FYI, there's no way to be sure that there are no viruses in an executable attachment.  Case in point is the fact that if not for the banned extensions, I would have been letting Sobig.F through Declude plus F-Prot from Monday all the way through Wednesday at 3 p.m (when my F-Prot was updated with appropriate definitions).  My JunkMail config was tight enough to block the virus for accounts without virus protection (BADHEADERS, HELOBOGUS, IPNOTINMX, SPAMHEADERS), although I'm not confident that it caught everything.

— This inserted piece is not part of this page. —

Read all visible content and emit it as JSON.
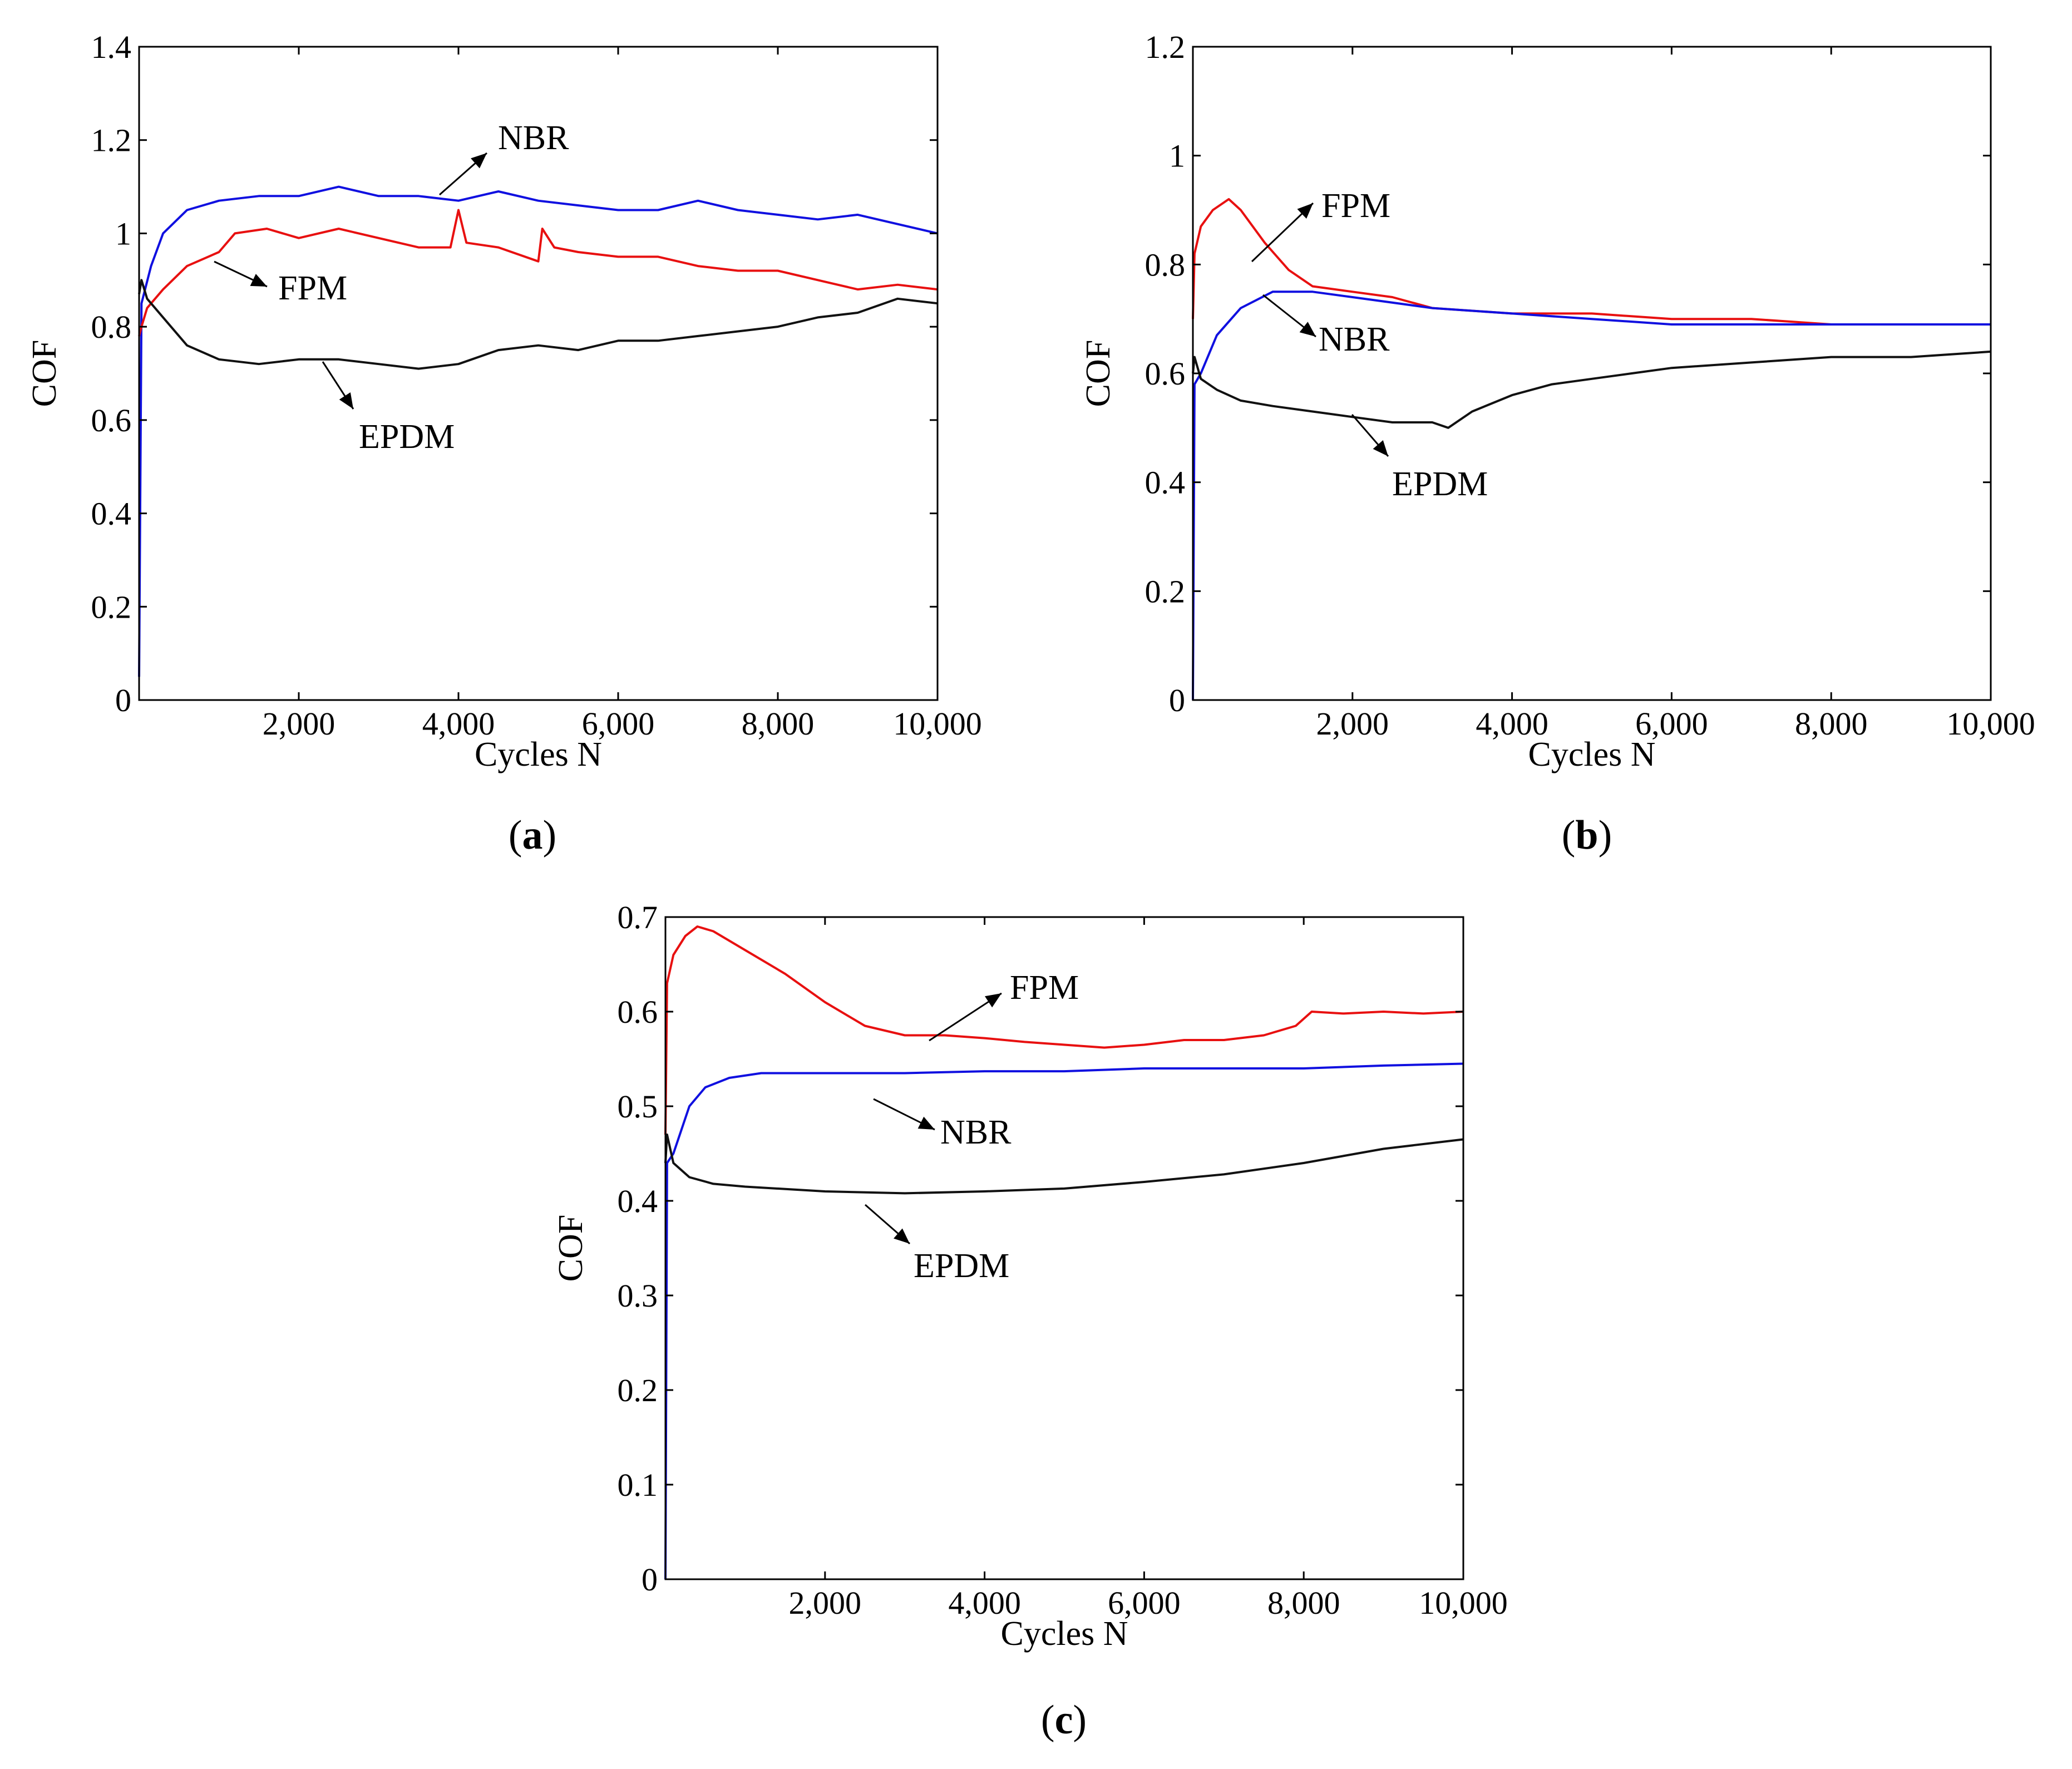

I've seen this before as well, though not as bad, where viruses spread so fast that they get to my server before anyone releases a definitions update.  These files can then hit someone's desktop and be executed by the user because of a similar lack of appropriate definitions.

I'm not saying that you are wrong to do what you do, just that I and many others consider the banned extensions a first line of defense for brand new viruses, and it is definitely necessary for good virus protection and causes no problems unless you are blocking more common extensions (like .exe).  All files that flunk the banned extensions test also get put into hold on the server, though I would prefer to be able to turn that off.

Matt

Hermann Strassner wrote:
Scott,

I know this is the wrong discussion group, but since we're on the topic, would it make more sense to test for banned extensions before it goes to the virus scanner in order to save processing power? 
 
Scott, please don`t do this. I forward messages with banned extension sometimes, and i must be sure that there is no virus in it!